AG: Women who face cancer have to dig deep. On an emotional and spiritual level, what has changed for you post-cancer?

JL: When I was diagnosed, I kept hearing from people, “You go in as one person and come out as another.” Boy, were they right. The Joan after cancer is much more focused on the meaning of happi­ness, the meaning of life. I took an inventory of the things I was doing in my life: anything that was not fulfilling, I’m crossing them off the list.

The experience brings an intense appreciation for the people in your life—and not just family and friends. I was really touched and spiritually affected by the outreach from strangers, from the public, via social media. It was so therapeutic to know that all of these people were taking a moment in their day to reach out and offer prayers and support. I have an intense apprecia­tion for them.

I also really appreciate the heightened awareness I have of my ability to have an impact on this earth—that when all is said and done, my life will have had signifi­cant meaning.

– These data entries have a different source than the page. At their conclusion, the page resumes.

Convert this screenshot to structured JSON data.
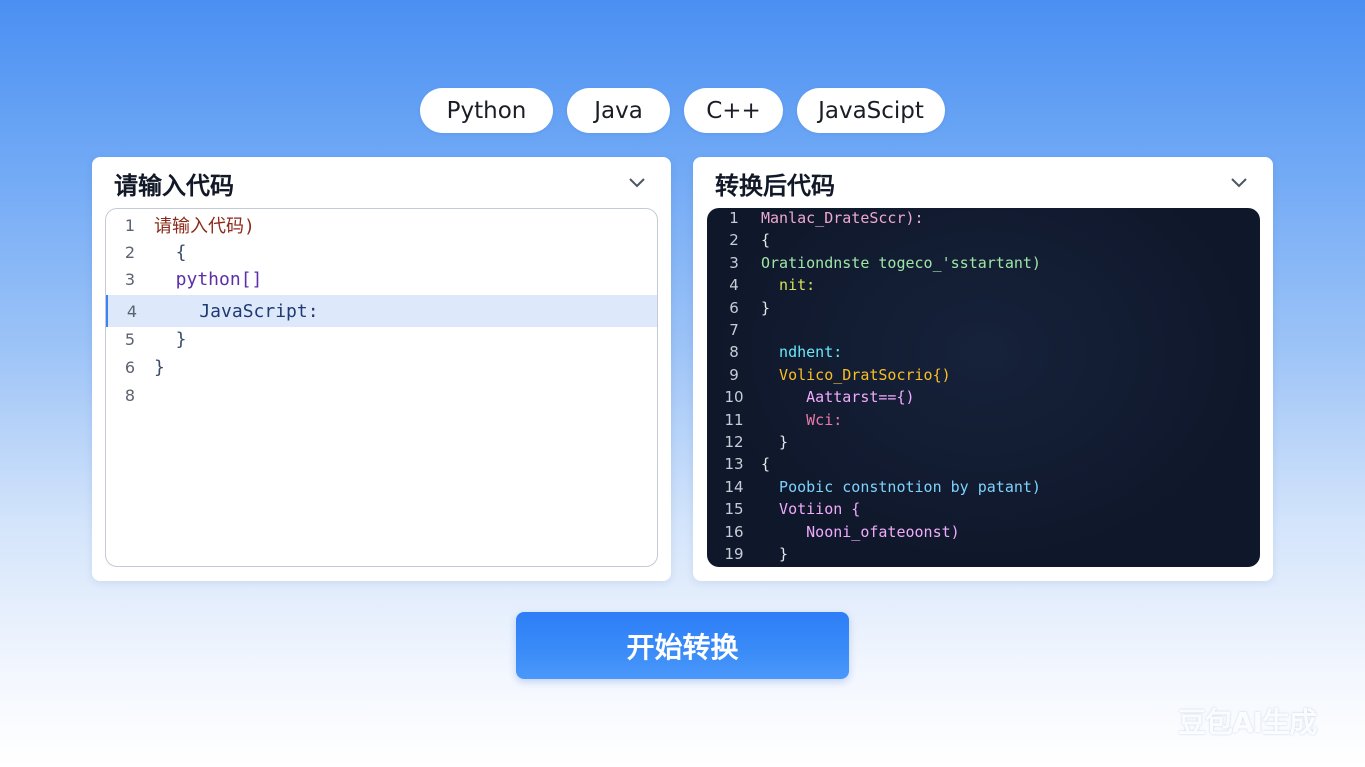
{
  "language_tabs": [
    "Python",
    "Java",
    "C++",
    "JavaScipt"
  ],
  "input_panel": {
    "title": "请输入代码",
    "lines": [
      {
        "n": "1",
        "code": "请输入代码)",
        "color": "#8b2a1a"
      },
      {
        "n": "2",
        "code": "  {",
        "color": "#3a4b6b"
      },
      {
        "n": "3",
        "code": "  python[]",
        "color": "#5b2fa8"
      },
      {
        "n": "4",
        "code": "    JavaScript:",
        "color": "#1f3a73"
      },
      {
        "n": "5",
        "code": "  }",
        "color": "#3a4b6b"
      },
      {
        "n": "6",
        "code": "}",
        "color": "#3a4b6b"
      },
      {
        "n": "8",
        "code": "",
        "color": "#3a4b6b"
      }
    ],
    "active_line": "4"
  },
  "output_panel": {
    "title": "转换后代码",
    "lines": [
      {
        "n": "1",
        "code": "Manlac_DrateSccr):",
        "color": "#f0a8d0"
      },
      {
        "n": "2",
        "code": "{",
        "color": "#e5e7eb"
      },
      {
        "n": "3",
        "code": "Orationdnste togeco_'sstartant)",
        "color": "#9ee6a6"
      },
      {
        "n": "4",
        "code": "  nit:",
        "color": "#d4e157"
      },
      {
        "n": "6",
        "code": "}",
        "color": "#e5e7eb"
      },
      {
        "n": "7",
        "code": "",
        "color": "#e5e7eb"
      },
      {
        "n": "8",
        "code": "  ndhent:",
        "color": "#67e8f9"
      },
      {
        "n": "9",
        "code": "  Volico_DratSocrio{)",
        "color": "#fbbf24"
      },
      {
        "n": "10",
        "code": "     Aattarst=={)",
        "color": "#f0abfc"
      },
      {
        "n": "11",
        "code": "     Wci:",
        "color": "#e879a8"
      },
      {
        "n": "12",
        "code": "  }",
        "color": "#e5e7eb"
      },
      {
        "n": "13",
        "code": "{",
        "color": "#e5e7eb"
      },
      {
        "n": "14",
        "code": "  Poobic constnotion by patant)",
        "color": "#7dd3fc"
      },
      {
        "n": "15",
        "code": "  Votiion {",
        "color": "#f0abfc"
      },
      {
        "n": "16",
        "code": "     Nooni_ofateoonst)",
        "color": "#f0abfc"
      },
      {
        "n": "19",
        "code": "  }",
        "color": "#e5e7eb"
      }
    ]
  },
  "convert_button": "开始转换",
  "watermark": "豆包AI生成",
  "icons": {
    "dropdown": "chevron-down-icon"
  }
}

Most important, maybe, is the gratitude I have for my life, for my incredible career and family, and for the ability to say, “It has been enough. Whatever happens, it has been enough.”

AG: When a woman is newly diag­nosed and she looks at your website or reads this article, what insight do you hope she’ll take away?

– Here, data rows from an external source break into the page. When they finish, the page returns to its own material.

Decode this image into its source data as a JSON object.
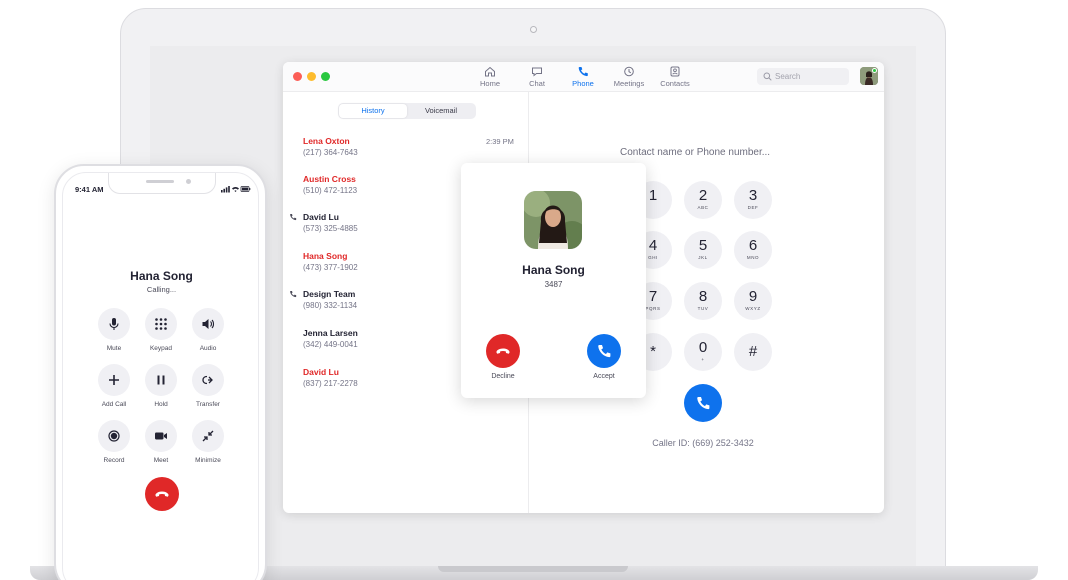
{
  "app": {
    "nav": [
      {
        "label": "Home",
        "icon": "home-icon"
      },
      {
        "label": "Chat",
        "icon": "chat-icon"
      },
      {
        "label": "Phone",
        "icon": "phone-icon",
        "active": true
      },
      {
        "label": "Meetings",
        "icon": "clock-icon"
      },
      {
        "label": "Contacts",
        "icon": "contacts-icon"
      }
    ],
    "search": {
      "placeholder": "Search"
    },
    "history_tabs": [
      {
        "label": "History",
        "active": true
      },
      {
        "label": "Voicemail",
        "active": false
      }
    ],
    "calls": [
      {
        "name": "Lena Oxton",
        "number": "(217) 364-7643",
        "time": "2:39 PM",
        "missed": true,
        "outgoing": false
      },
      {
        "name": "Austin Cross",
        "number": "(510) 472-1123",
        "time": "",
        "missed": true,
        "outgoing": false
      },
      {
        "name": "David Lu",
        "number": "(573) 325-4885",
        "time": "",
        "missed": false,
        "outgoing": true
      },
      {
        "name": "Hana Song",
        "number": "(473) 377-1902",
        "time": "",
        "missed": true,
        "outgoing": false
      },
      {
        "name": "Design Team",
        "number": "(980) 332-1134",
        "time": "",
        "missed": false,
        "outgoing": true
      },
      {
        "name": "Jenna Larsen",
        "number": "(342) 449-0041",
        "time": "",
        "missed": false,
        "outgoing": false
      },
      {
        "name": "David Lu",
        "number": "(837) 217-2278",
        "time": "",
        "missed": true,
        "outgoing": false
      }
    ],
    "dialer": {
      "placeholder": "Contact name or Phone number...",
      "keys": [
        {
          "digit": "1",
          "letters": ""
        },
        {
          "digit": "2",
          "letters": "ABC"
        },
        {
          "digit": "3",
          "letters": "DEF"
        },
        {
          "digit": "4",
          "letters": "GHI"
        },
        {
          "digit": "5",
          "letters": "JKL"
        },
        {
          "digit": "6",
          "letters": "MNO"
        },
        {
          "digit": "7",
          "letters": "PQRS"
        },
        {
          "digit": "8",
          "letters": "TUV"
        },
        {
          "digit": "9",
          "letters": "WXYZ"
        },
        {
          "digit": "*",
          "letters": ""
        },
        {
          "digit": "0",
          "letters": "+"
        },
        {
          "digit": "#",
          "letters": ""
        }
      ],
      "caller_id": "Caller ID: (669) 252-3432"
    },
    "incoming": {
      "name": "Hana Song",
      "extension": "3487",
      "decline_label": "Decline",
      "accept_label": "Accept"
    }
  },
  "phone": {
    "time": "9:41 AM",
    "caller_name": "Hana Song",
    "status": "Calling...",
    "buttons": [
      {
        "label": "Mute",
        "icon": "mic-icon"
      },
      {
        "label": "Keypad",
        "icon": "keypad-icon"
      },
      {
        "label": "Audio",
        "icon": "speaker-icon"
      },
      {
        "label": "Add Call",
        "icon": "plus-icon"
      },
      {
        "label": "Hold",
        "icon": "pause-icon"
      },
      {
        "label": "Transfer",
        "icon": "transfer-icon"
      },
      {
        "label": "Record",
        "icon": "record-icon"
      },
      {
        "label": "Meet",
        "icon": "video-icon"
      },
      {
        "label": "Minimize",
        "icon": "minimize-icon"
      }
    ]
  },
  "colors": {
    "accent_blue": "#0e72ed",
    "missed_red": "#e02828",
    "end_call_red": "#e02828"
  }
}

JL: For me, when I first heard I had cancer, it felt like it would take over my life forever, and it felt so over­whelming. Luckily, for me, before I knew it, it was behind me, and I was looking at it in the rearview mirror. It was a bad chapter, but it was just a chapter. I hope this can be the case for many other women, as well.

Women should also feel com­forted by the fact that we are lucky to be living in a time with so many effective treatments and with research offering new treatments at record speed. As researchers team up and the discovery of new treatments accelerates, there are more and more options for treatment.

Finally, know that there is an incredible community of survivors ready to support you. Take the opportunity to reach out to the community—through events, through online support—and express your fears; ask your ques­tions. Go to events to learn, to be inspired, and to hold on to hope. That breast cancer community is powerful, compassionate, and there to support us—it’s so far-reaching. Don’t go through this alone.